The median time for RTP for all participants was 3 to 6 days and was not different between males and females. 64% of all student-athletes returned to play by 9 days post-injury (63% of males, 66% of females), with the greatest percentage of males returning to play between 7 and 9 days (29.7%), and the greatest percentage of females returning to play between 3 and 6 days (29.4%).
Advice for parents
"[P]arents should be acutely aware of [concussion] symptoms, potential differences between girls and boys, and alert coaches and healthcare workers to behavioral changes," advises Dr. Saliba. "Parents have the ability to observe the athlete longer and can perceive changes that may affect the outcome. Any lethargy, continued headache, change in behavior or affect can be concussion symptoms, especially if agitation or difficulty in concentrating are present.
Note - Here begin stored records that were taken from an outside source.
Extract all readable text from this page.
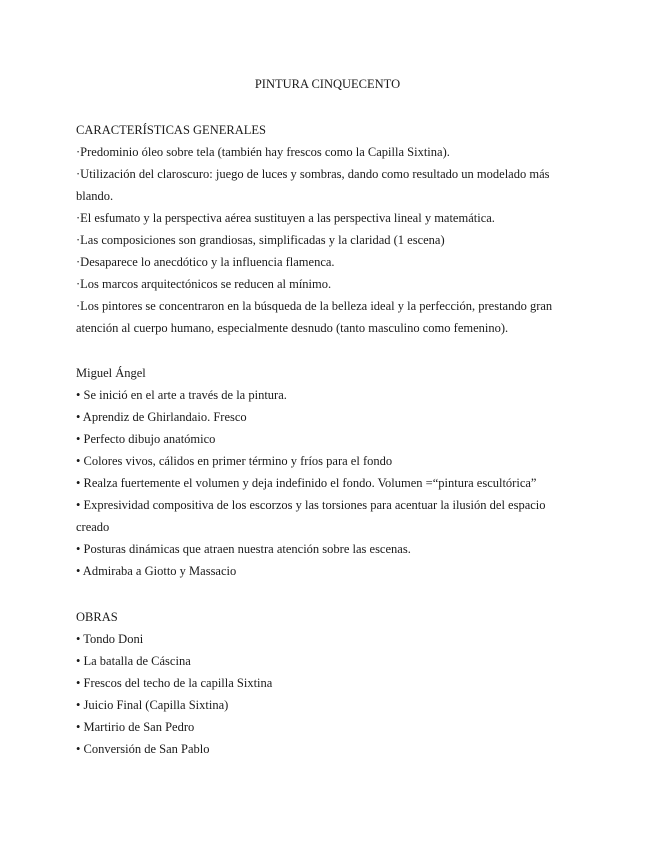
PINTURA CINQUECENTO
CARACTERÍSTICAS GENERALES
·Predominio óleo sobre tela (también hay frescos como la Capilla Sixtina).
·Utilización del claroscuro: juego de luces y sombras, dando como resultado un modelado más
blando.
·El esfumato y la perspectiva aérea sustituyen a las perspectiva lineal y matemática.
·Las composiciones son grandiosas, simplificadas y la claridad (1 escena)
·Desaparece lo anecdótico y la influencia flamenca.
·Los marcos arquitectónicos se reducen al mínimo.
·Los pintores se concentraron en la búsqueda de la belleza ideal y la perfección, prestando gran
atención al cuerpo humano, especialmente desnudo (tanto masculino como femenino).
Miguel Ángel
• Se inició en el arte a través de la pintura.
• Aprendiz de Ghirlandaio. Fresco
• Perfecto dibujo anatómico
• Colores vivos, cálidos en primer término y fríos para el fondo
• Realza fuertemente el volumen y deja indefinido el fondo. Volumen =“pintura escultórica”
• Expresividad compositiva de los escorzos y las torsiones para acentuar la ilusión del espacio
creado
• Posturas dinámicas que atraen nuestra atención sobre las escenas.
• Admiraba a Giotto y Massacio
OBRAS
• Tondo Doni
• La batalla de Cáscina
• Frescos del techo de la capilla Sixtina
• Juicio Final (Capilla Sixtina)
• Martirio de San Pedro
• Conversión de San Pablo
Many times the parent cannot identify a specific symptom, but alert someone that the athlete is 'not him or herself.' Early return to play during this time presents the most danger," she says.
Symptom evaluation just one component in concussion assessment
"From a clinical perspective," writes lead author, Leah Frommer, MEd, ATC at UC-Santa Babara, "it is important to evaluate each concussion individually and to record all symptoms reported by the injured athlete. Some symptoms, especially in the neurobehavioral category, are often overlooked on a sideline or initial assessment of concussion."
While no athlete should be allowed to return to play until all symptoms have cleared, symptom evaluation is not, the study's authors emphasized, it "cannot be the only determining factor in making these decisions. ... Neurocognitive assessments, balance measurements, symptoms, and the physical examination should be used collectively to evaluate concussions and ensure an athlete - whether male or female - isready to return to the playing field."
"Diagnosing sport-related concussions is one of the most difficult tasks faced by sports medicine clinicians," Comstock added. "No biological markers exist to detect concussion, so diagnosis largely depends on a patient's own report. Diagnosing concussion is further complicated by the tendency of many athletes to under-report or hide symptoms from their doctors, athletic trainers, coaches and parents.
The study, by researchers at the UC-Santa Barbara, University of Virginia and The Ohio State University/Nationwide Children's Hospital, Columbus, is the first to investigate concussion symptoms, symptom resolution time (SRT) and return to play (RTP) time in a national high school population.
The data was collected by certified athletic trainers (ATCs) using an Internet-based high school injury surveillance system during the 2005-2006 (year 1) andthe 2006-2007 (year 2) school years in nine sports (boys' football, soccer, basketball, wrestling and baseball, and girls' soccer, basketball, volleyball, and softball).